The MICs of the antimicrobial agents were determined by the agar dilution method in accordance with the guidelines of the National Committee for Clinical Laboratory Standards (1997). The inoculated plates were incubated at 37 °C for 20 h. The MIC was defined as the lowest concentration of an antimicrobial agent that completely inhibited the growth of organisms. Escherichia coli ATCC 25922 and Pseudomonas aeruginosa ATCC 27853 were used as reference strains for quality control. Antimicrobial resistance was determined according to the National Committee for Clinical Laboratory Standards breakpoints, except for streptomycin, as follows: ampicillin (
32 mg l–1), cefoperazone (64 mg l–1), streptomycin (32 mg l–1) (Voogd et al., 1992), kanamycin (64 mg l–1), gentamicin (16 mg l–1), nalidixic acid (32 mg l–1), ciprofloxacin (4 mg l–1), chloramphenicol (32 mg l–1), sulfamethoxazole (512 mg l–1), trimethoprim (16 mg l–1) and tetracycline (16 mg l–1).
Conjugal transfer of antimicrobial resistance, plasmid analysis and Southern hybridization.
All S. sonnei isolates were included as putative donors in a conjugation experiment. E. coli RG488 Rifr and J53 Azir were used as recipients to detect the transfer of resistance (R) plasmids (Kim et al., 2002). Donor and recipient strains at exponential phase were grown in Trypticase soy broth (Difco Laboratories) and were mixed and incubated at 37 °C for 20 h. Transconjugants were selected on Mueller–Hinton agar (Difco Laboratories) supplemented with the combination of rifampicin (50 µg ml–1) or sodium azide (50 µg ml–1), and with tetracycline (20 µg ml–1), streptomycin (32 µg ml–1), trimethoprim (50 µg ml–1) or ampicillin (50 µg ml–1).

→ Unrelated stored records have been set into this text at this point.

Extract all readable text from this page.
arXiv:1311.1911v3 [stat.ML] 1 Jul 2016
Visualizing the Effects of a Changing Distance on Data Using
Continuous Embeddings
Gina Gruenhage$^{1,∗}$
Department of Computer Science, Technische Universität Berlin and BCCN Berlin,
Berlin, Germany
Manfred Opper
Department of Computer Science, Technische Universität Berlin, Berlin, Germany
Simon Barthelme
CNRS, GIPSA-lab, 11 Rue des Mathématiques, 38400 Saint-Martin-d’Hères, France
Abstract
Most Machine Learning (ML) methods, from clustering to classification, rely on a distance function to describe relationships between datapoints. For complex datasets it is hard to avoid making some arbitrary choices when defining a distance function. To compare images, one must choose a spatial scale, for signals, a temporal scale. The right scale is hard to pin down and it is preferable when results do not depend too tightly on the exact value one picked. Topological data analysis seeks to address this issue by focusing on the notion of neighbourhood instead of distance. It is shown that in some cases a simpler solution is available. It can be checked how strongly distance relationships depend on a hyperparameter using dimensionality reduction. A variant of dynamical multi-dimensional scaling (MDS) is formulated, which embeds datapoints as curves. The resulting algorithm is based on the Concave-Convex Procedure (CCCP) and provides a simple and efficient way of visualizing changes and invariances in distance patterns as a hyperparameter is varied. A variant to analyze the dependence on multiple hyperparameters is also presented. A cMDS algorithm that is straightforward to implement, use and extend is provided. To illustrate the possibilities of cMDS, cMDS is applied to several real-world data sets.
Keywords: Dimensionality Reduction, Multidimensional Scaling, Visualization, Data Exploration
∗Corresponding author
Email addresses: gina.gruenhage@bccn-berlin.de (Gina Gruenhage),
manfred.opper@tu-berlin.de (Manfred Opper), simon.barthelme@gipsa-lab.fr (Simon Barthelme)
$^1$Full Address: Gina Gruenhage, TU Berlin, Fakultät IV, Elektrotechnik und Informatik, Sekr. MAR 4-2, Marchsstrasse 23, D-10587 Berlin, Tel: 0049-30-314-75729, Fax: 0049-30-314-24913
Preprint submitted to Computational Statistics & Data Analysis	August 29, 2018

Plasmid DNAs from clinical isolates or their transconjugants were isolated by the alkaline extraction method (Birnboim & Doly, 1979). Plasmid DNAs were digested with EcoRI or SmaI restriction enzymes (Boehringer Mannheim) and separated by electrophoresis in 0.8 % agarose gels. For Southern hybridization, the denatured DNAs were transferred to a positively charged nylon membrane and hybridized with the probes. The probes were labelled with digoxigenin-11-dUTP by random labelling methods (Boehringer Mannheim). A digoxigenin DNA labelling and detection kit was used according to the manufacturer's instructions.
PFGE.
Genomic DNA was digested with XbaI (Boehringer Mannheim) for 20 h and separated in a 1 % agarose gel with a contour-clamped homogeneous electric field apparatus (CHEF-DR III, Bio-Rad). The conditions for electrophoresis were 6 V cm–1 for 21 h, with the pulse time increasing from 5 to 40 s (Kim et al., 2002).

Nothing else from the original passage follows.